The latest must-have release from Kavalan is its Solist Peaty Cask ($399), the second limited-edition release in a range of single-cask whiskies curated by online retailer dekantā, home of the world’s largest online selection of Japanese spirits. Up until recently, Kavalan’s peaty cask whiskies were only offered for sale at the Taiwanese distillery. Slowly but surely, however, wares from the peated range are being bottled exclusively for online retailers. The Solist Peaty Cask is the sole peated whisky from Kavalan to be made available off premises in 2018, and there are but 116 bottles at that. In other words, here’s your chance to get something that usually isn’t easily gettable.
Interestingly, Kavalan Solist Peaty is not a peated whisky in the traditional sense, in which the barley grain (a.k.a. damp malt) is exposed to pungent peat smoke during drying. Instead, Kavalan’s master blender Ian Chang takes unpeated whisky and rests it in casks that were formerly used to mature the peated stuff. The reason for this is twofold: peat isn’t a readily available fuel source in Taiwan, and folks in that part of the world generally prefer fruity rather than smoky drams.

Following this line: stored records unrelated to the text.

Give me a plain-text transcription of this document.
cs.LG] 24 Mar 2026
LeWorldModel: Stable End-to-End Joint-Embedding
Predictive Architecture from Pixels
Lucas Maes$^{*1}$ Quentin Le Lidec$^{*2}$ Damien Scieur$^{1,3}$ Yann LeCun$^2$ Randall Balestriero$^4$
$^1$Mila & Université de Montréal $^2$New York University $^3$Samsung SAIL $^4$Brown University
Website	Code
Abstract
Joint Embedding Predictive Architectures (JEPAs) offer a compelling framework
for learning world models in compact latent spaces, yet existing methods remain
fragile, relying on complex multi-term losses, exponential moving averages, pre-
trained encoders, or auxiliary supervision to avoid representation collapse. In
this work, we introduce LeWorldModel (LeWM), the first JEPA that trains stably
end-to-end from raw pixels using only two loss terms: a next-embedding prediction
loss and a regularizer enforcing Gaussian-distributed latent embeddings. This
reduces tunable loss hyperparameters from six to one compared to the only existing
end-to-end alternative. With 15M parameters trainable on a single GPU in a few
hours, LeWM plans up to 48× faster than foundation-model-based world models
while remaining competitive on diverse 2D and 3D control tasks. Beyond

You might say the 2018 Solist is a peaty Scotch in the same way Snickers is a chocolate bar. Peat is part of the flavor profile, of course, but the essence of the whisky—the nougat, caramel, and peanuts, if you will—is a combination of tropical fruit, vanilla, and buttery notes that subjugate the smoke. At 54.8 percent alcohol by volume, the 2018 Solist brings some heat, but by and large it’s an easy-drinking-session whisky with a smooth, satisfying finish.